ROC curve comparing different models of ADFA dataset

5 Analysis

We have shown that the CNN-GRU language model implementation has substantially reduced the training time when compared to an LSTM model.

Secondly, we were able to achieve better accuracy by stacking multiple CNN layers before the GRU layer. The time taken for stacked CNN/GRU is approximately 10 times faster than LSTM due to faster convergence in training. While the CNN-GRU model converged after 10 training epochs, giving an AUC of 0.80, the LSTM model needed 100 epoch to converge resulting in an AUC of 0.74 with 100 epochs (Table 1).

Table 1. Model analysis

Additionally, in LSTM based sequence modeling paper [19], the authors was able to achieve the True Detection rate of 100% and false alarm rate of 50–60%, while training the normal 833 sequences using LSTM method, comparatively we were able to achieve the results with 100% True Detection Rate and the false alarm rate of 60% using combined CNN/GRU method.

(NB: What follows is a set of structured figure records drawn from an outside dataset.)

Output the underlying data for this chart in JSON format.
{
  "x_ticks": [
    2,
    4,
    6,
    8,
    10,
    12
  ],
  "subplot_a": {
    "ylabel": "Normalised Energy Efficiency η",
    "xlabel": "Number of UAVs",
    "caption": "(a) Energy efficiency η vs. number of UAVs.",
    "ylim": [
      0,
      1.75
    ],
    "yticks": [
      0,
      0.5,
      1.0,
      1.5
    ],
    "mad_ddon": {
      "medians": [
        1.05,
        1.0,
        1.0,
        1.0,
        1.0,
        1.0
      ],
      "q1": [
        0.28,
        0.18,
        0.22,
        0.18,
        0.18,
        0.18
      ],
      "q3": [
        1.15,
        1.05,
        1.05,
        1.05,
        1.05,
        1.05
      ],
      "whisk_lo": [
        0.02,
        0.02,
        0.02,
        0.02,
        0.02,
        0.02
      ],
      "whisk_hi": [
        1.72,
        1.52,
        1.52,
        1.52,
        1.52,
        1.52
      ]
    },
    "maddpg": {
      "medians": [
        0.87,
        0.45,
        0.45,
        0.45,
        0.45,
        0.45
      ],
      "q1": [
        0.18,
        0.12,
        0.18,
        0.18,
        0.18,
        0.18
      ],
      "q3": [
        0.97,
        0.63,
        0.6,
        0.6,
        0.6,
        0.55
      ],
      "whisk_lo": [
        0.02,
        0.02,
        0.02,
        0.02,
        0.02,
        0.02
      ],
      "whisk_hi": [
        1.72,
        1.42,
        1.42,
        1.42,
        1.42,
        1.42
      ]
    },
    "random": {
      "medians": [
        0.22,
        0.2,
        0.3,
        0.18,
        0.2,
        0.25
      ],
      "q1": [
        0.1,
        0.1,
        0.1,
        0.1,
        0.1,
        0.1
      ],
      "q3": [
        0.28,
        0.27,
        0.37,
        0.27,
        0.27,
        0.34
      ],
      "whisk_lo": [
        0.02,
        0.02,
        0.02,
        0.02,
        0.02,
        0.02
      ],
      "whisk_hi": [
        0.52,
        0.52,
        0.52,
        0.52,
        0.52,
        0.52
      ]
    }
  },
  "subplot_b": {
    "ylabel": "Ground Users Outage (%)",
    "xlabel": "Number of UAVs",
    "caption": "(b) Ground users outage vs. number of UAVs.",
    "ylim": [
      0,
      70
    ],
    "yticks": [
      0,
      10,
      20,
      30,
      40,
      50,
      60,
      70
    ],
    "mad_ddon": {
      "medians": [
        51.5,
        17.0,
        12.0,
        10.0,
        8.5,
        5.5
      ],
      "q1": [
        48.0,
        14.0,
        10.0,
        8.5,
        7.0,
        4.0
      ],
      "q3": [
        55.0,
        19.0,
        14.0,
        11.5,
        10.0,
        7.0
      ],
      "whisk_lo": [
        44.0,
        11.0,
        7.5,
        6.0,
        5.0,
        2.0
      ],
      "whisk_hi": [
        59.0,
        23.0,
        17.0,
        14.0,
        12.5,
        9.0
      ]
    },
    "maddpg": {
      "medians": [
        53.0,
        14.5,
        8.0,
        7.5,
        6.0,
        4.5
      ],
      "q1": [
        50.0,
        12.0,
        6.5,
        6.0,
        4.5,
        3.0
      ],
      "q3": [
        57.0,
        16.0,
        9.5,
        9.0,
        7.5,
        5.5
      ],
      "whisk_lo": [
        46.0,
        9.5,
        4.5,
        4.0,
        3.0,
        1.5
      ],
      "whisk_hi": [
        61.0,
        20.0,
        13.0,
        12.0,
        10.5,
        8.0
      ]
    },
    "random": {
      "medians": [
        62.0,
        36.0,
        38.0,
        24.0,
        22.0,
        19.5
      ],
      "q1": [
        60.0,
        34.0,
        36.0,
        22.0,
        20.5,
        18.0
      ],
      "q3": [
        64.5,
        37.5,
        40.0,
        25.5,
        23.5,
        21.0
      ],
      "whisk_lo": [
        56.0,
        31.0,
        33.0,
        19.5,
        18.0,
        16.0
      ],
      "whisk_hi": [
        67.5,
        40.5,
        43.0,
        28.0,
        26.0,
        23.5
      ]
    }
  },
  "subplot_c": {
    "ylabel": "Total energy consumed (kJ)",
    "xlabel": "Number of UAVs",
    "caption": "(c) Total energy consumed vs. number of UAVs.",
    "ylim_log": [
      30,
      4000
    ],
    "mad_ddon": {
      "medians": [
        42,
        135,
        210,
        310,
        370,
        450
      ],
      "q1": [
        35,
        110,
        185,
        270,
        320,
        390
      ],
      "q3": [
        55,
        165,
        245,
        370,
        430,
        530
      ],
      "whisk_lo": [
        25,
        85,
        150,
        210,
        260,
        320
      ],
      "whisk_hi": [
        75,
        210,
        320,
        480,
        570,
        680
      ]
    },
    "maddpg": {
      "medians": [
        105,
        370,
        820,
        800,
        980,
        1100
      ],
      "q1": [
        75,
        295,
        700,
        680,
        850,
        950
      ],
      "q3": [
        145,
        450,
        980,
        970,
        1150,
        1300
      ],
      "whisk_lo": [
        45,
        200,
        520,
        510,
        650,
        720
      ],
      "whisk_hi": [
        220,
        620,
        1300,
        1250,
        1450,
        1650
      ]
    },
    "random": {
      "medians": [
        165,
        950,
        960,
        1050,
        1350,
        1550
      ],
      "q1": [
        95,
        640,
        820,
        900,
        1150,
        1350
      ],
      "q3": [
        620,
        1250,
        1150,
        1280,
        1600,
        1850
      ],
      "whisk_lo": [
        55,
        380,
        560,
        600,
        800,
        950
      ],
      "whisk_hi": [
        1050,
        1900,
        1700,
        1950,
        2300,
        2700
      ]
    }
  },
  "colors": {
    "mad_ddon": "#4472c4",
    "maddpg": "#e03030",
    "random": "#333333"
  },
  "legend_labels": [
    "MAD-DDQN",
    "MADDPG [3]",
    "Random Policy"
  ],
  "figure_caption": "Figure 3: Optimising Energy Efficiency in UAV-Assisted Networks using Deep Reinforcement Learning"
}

For future work we intend to determine if increasing the number of training samples will improve anomaly detection. With improved training execution time this would now be feasible. Secondly we intend to implement various other algorithms such as a kNN based model, and an Encoder-Decoder model based on sequence reconstruction error. Finally, as demonstrated in [19], an ensemble method will most likely give the best results and we plan to build and evaluate such a model.

6 Conclusion

In this paper we propose a CNN-GRU language model for the recently released ADFA-LD intrusion detection data set. As outlined in [18], the CNN layers can capture local correlations of structures in the sequences and can execute in parallel improving performance while the RNN (GRU) layer can then learn sequential correlations from these higher level features.

The model is trained on normal call sequences and predicts a probability distribution for the next integer in a call sequence. This in turn is used to predict a probability for the entire sequence and a threshold for classification is chosen from the range of negative log likelihood values. We have maintained near state of art performance for neural network models with a substantial reduction in training times compared to LSTM models. We have been unable to match the performance of ensemble models [19] but that is to be expected. Our model should be a useful part of an overall ensemble model, possibly combined with a KNN based model and an encoder-decoder model.